Italie, lent retour à la normale

Premières mesures de déconfinement en Italie

Le gouvernement italien a annoncé les premières mesures concernant le déconfinement. Un plan par étapes progressives qui redonne un peu d’espoir à un pays traumatisé. Où la contestation, notamment au sud,  se fait de plus en plus entendre. L’Italie est le pays d’Europe qui compte le plus grand nombre de victimes du Coronavirus : plus de 27.000. Heureusement le nombre de patients et de cas diminue. Le confinement y est en vigueur depuis le 9 mars. Un confinement strict, avec une amende pour non respect des règles, comme un défaut d’attestation ou une raison de sortie non valable de 500€.

Ecoles fermées jusqu'en septembre

Le Premier ministre italien, Giuseppe Conte, a annoncé que les écoles ne reprendraient pas avant septembre. Selon lui, les scénarios étudiés d’un retour à l’école montrent tous des risques élevés de contagion. Une décision qui tranche avec elles des gouvernements français ou allemand. Elle s'appliquera d'ailleurs aux établissements scolaires français.

Timide retour du quotidien

Dés cette semaine, les magasins de vêtements pour enfants et les librairies sont ouverts. Mais il est interdit de toucher aux vêtements et les clients doivent mettre du gel désinfectant. Il ne peut y avoir qu’un client pour les boutiques de moins de quarante mètres carrés, deux pour celles de moins de 80m², etc… Les activités dites « stratégiques » peuvent commencer à rouvrir. Notamment celles destinées à l’exportation, comme l’ameublement. En Toscane, c’est le textile qui repart. Comme quoi chacun définit ce qui est stratégique comme il l’entend.

A partir du 4 mai, les visites familiales seront autorisées mais les fêtes privées resteront interdites. Les parcs seront à nouveau ouverts, chacun devant respecter une distance de précaution. En cas de rebond de la contagion, ces réouvertures seront remises en cause. Bars et restaurants rouvriront aussi mais seulement pour de la vente à emporter. Leur réouverture complète est prévue pour le 1er juin. Tout comme les salons de coiffure.

Pas de privilèges pour l'Eglise

Jusqu’à nouvel ordre, les messes restent suspendues. La Conférence des évêques italiens dénonce désormais une « violation de la liberté de culte ». Le gouvernement rappelle que tout rassemblement doit rester interdit.

Pour les activités sportives, les entrainements pourront reprendre le 4 mai, mais uniquement pour les sports individuels, sans rassemblement et à huis clos. Pour les sports collectifs, une décision sera prise le 18 mai. L’incertitude demeure quant à la reprise des compétitions. La série A de football ne reprendra que lorsque les conditions de sécurité seront réunies, a indiqué Giuseppe Conte. On se souvient que le match Atalante-Valence en coupe d’Europe avait été désigné, à tort ou à raison, comme le point de départ du virus en Italie et en Espagne.

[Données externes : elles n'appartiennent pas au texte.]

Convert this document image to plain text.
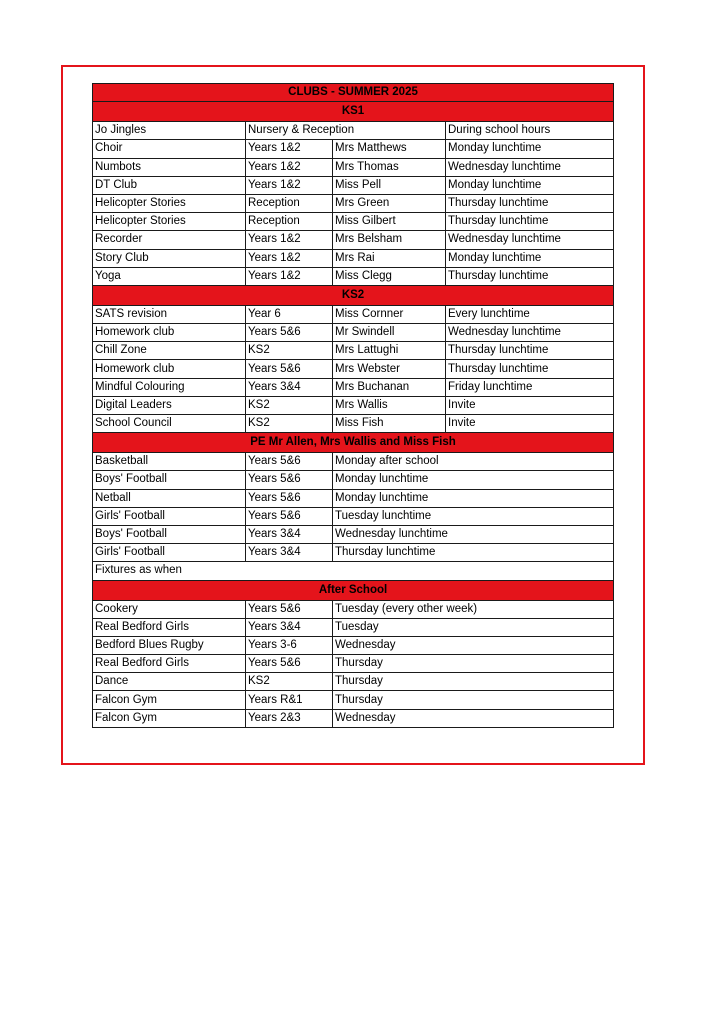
CLUBS - SUMMER 2025			
KS1			
Jo Jingles	Nursery & Reception		During school hours
Choir	Years 1&2	Mrs Matthews	Monday lunchtime
Numbots	Years 1&2	Mrs Thomas	Wednesday lunchtime
DT Club	Years 1&2	Miss Pell	Monday lunchtime
Helicopter Stories	Reception	Mrs Green	Thursday lunchtime
Helicopter Stories	Reception	Miss Gilbert	Thursday lunchtime
Recorder	Years 1&2	Mrs Belsham	Wednesday lunchtime
Story Club	Years 1&2	Mrs Rai	Monday lunchtime
Yoga	Years 1&2	Miss Clegg	Thursday lunchtime
KS2			
SATS revision	Year 6	Miss Cornner	Every lunchtime
Homework club	Years 5&6	Mr Swindell	Wednesday lunchtime
Chill Zone	KS2	Mrs Lattughi	Thursday lunchtime
Homework club	Years 5&6	Mrs Webster	Thursday lunchtime
Mindful Colouring	Years 3&4	Mrs Buchanan	Friday lunchtime
Digital Leaders	KS2	Mrs Wallis	Invite
School Council	KS2	Miss Fish	Invite
PE Mr Allen, Mrs Wallis and Miss Fish			
Basketball	Years 5&6	Monday after school	
Boys' Football	Years 5&6	Monday lunchtime	
Netball	Years 5&6	Monday lunchtime	
Girls' Football	Years 5&6	Tuesday lunchtime	
Boys' Football	Years 3&4	Wednesday lunchtime	
Girls' Football	Years 3&4	Thursday lunchtime	
Fixtures as when			
After School			
Cookery	Years 5&6	Tuesday (every other week)	
Real Bedford Girls	Years 3&4	Tuesday	
Bedford Blues Rugby	Years 3-6	Wednesday	
Real Bedford Girls	Years 5&6	Thursday	
Dance	KS2	Thursday	
Falcon Gym	Years R&1	Thursday	
Falcon Gym	Years 2&3	Wednesday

Le 4 mai, l’activité économique sera donc progressivement remise en marche. Commerce de gros, secteur manufacturier, construction, pourront reprendre normalement leurs activités. Tous les commerces de détail pourront rouvrir le 18 mai ainsi que les musées et les bibliothèques.

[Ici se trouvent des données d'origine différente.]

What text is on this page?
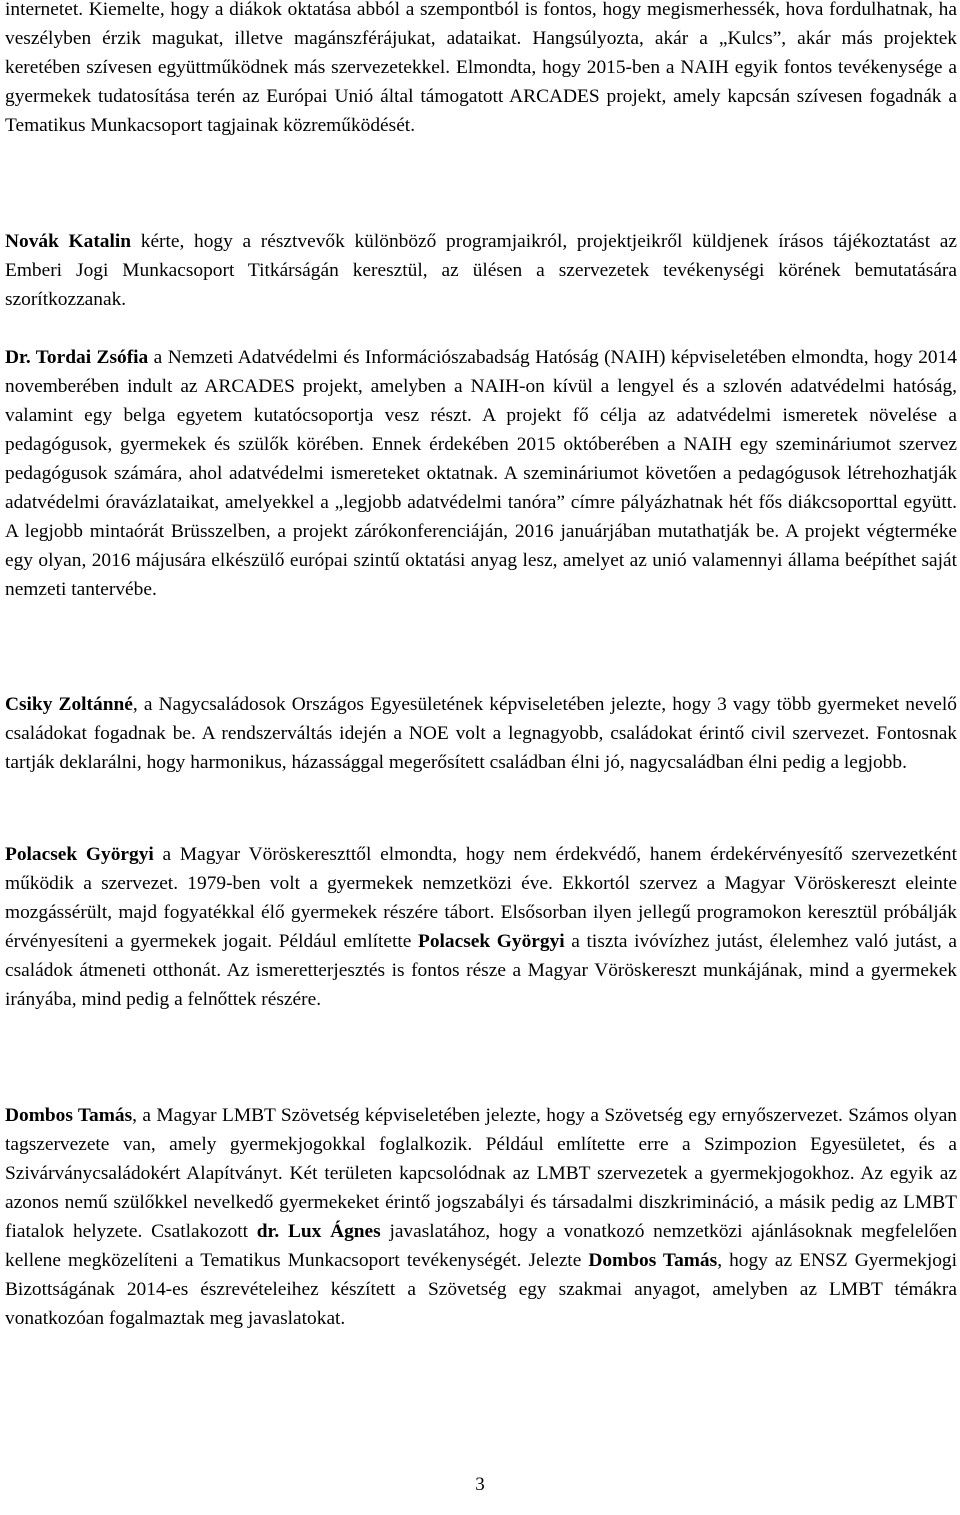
internetet. Kiemelte, hogy a diákok oktatása abból a szempontból is fontos, hogy megismerhessék, hova fordulhatnak, ha veszélyben érzik magukat, illetve magánszférájukat, adataikat. Hangsúlyozta, akár a „Kulcs”, akár más projektek keretében szívesen együttműködnek más szervezetekkel. Elmondta, hogy 2015-ben a NAIH egyik fontos tevékenysége a gyermekek tudatosítása terén az Európai Unió által támogatott ARCADES projekt, amely kapcsán szívesen fogadnák a Tematikus Munkacsoport tagjainak közreműködését.

Novák Katalin kérte, hogy a résztvevők különböző programjaikról, projektjeikről küldjenek írásos tájékoztatást az Emberi Jogi Munkacsoport Titkárságán keresztül, az ülésen a szervezetek tevékenységi körének bemutatására szorítkozzanak.

Dr. Tordai Zsófia a Nemzeti Adatvédelmi és Információszabadság Hatóság (NAIH) képviseletében elmondta, hogy 2014 novemberében indult az ARCADES projekt, amelyben a NAIH-on kívül a lengyel és a szlovén adatvédelmi hatóság, valamint egy belga egyetem kutatócsoportja vesz részt. A projekt fő célja az adatvédelmi ismeretek növelése a pedagógusok, gyermekek és szülők körében. Ennek érdekében 2015 októberében a NAIH egy szemináriumot szervez pedagógusok számára, ahol adatvédelmi ismereteket oktatnak. A szemináriumot követően a pedagógusok létrehozhatják adatvédelmi óravázlataikat, amelyekkel a „legjobb adatvédelmi tanóra” címre pályázhatnak hét fős diákcsoporttal együtt. A legjobb mintaórát Brüsszelben, a projekt zárókonferenciáján, 2016 januárjában mutathatják be. A projekt végterméke egy olyan, 2016 májusára elkészülő európai szintű oktatási anyag lesz, amelyet az unió valamennyi állama beépíthet saját nemzeti tantervébe.

Csiky Zoltánné, a Nagycsaládosok Országos Egyesületének képviseletében jelezte, hogy 3 vagy több gyermeket nevelő családokat fogadnak be. A rendszerváltás idején a NOE volt a legnagyobb, családokat érintő civil szervezet. Fontosnak tartják deklarálni, hogy harmonikus, házassággal megerősített családban élni jó, nagycsaládban élni pedig a legjobb.

Polacsek Györgyi a Magyar Vöröskereszttől elmondta, hogy nem érdekvédő, hanem érdekérvényesítő szervezetként működik a szervezet. 1979-ben volt a gyermekek nemzetközi éve. Ekkortól szervez a Magyar Vöröskereszt eleinte mozgássérült, majd fogyatékkal élő gyermekek részére tábort. Elsősorban ilyen jellegű programokon keresztül próbálják érvényesíteni a gyermekek jogait. Például említette Polacsek Györgyi a tiszta ivóvízhez jutást, élelemhez való jutást, a családok átmeneti otthonát. Az ismeretterjesztés is fontos része a Magyar Vöröskereszt munkájának, mind a gyermekek irányába, mind pedig a felnőttek részére.

Dombos Tamás, a Magyar LMBT Szövetség képviseletében jelezte, hogy a Szövetség egy ernyőszervezet. Számos olyan tagszervezete van, amely gyermekjogokkal foglalkozik. Például említette erre a Szimpozion Egyesületet, és a Szivárványcsaládokért Alapítványt. Két területen kapcsolódnak az LMBT szervezetek a gyermekjogokhoz. Az egyik az azonos nemű szülőkkel nevelkedő gyermekeket érintő jogszabályi és társadalmi diszkrimináció, a másik pedig az LMBT fiatalok helyzete. Csatlakozott dr. Lux Ágnes javaslatához, hogy a vonatkozó nemzetközi ajánlásoknak megfelelően kellene megközelíteni a Tematikus Munkacsoport tevékenységét. Jelezte Dombos Tamás, hogy az ENSZ Gyermekjogi Bizottságának 2014-es észrevételeihez készített a Szövetség egy szakmai anyagot, amelyben az LMBT témákra vonatkozóan fogalmaztak meg javaslatokat.

3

Les déplacements ne sont normalement autorisés que dans la limite de la commune d’appartenance. Sauf pour les visites familiales. Ils devront être justifiés par une déclaration sur l’honneur qui affirmera qu’ils sont motivés par des exigences de travail ou de santé. L’application Immuni de traçage des déplacements, qui devait pouvoir être téléchargée sur les téléphones, sur la base du volontariat, n’est plus évoquée. Elle devrait être disponible dans le courant du mois de mai.

Les pharmacies auront l’autorisation de vendre les masques chirurgicaux au prix maximum à 0.5€. Le gouvernement estime qu’elles en disposeront en nombre suffisant.

L’application des règles est susceptible de varier selon les régions, qui ont été frappés très différemment : la Lombardie, l’Emilie-Romagne ont été très touchées alors que les régions du sud, la Sicile et la Sardaigne ont été plutôt épargnées. Ce qui a provoqué des réactions fortes dans le sud, où beaucoup de gens travaillent dans « l’économie informelle ».

Dans ces régions les différentes mafias en ont profité pour accroitre leur emprise par des secours clientélistes. Certains chefs mafieux ont étrangement bénéficié de mesures de libération conditionnelle, pour cause de coronavirus. Au moment où l’économie est arrêtée, où les entreprises sont menacées de faillite, où les petits boulots sont suspendus, après deux mois de confinement, les prêts en liquide sont les bienvenus, d’où qu’ils viennent. Le gouvernement aura aussi cela à gérer.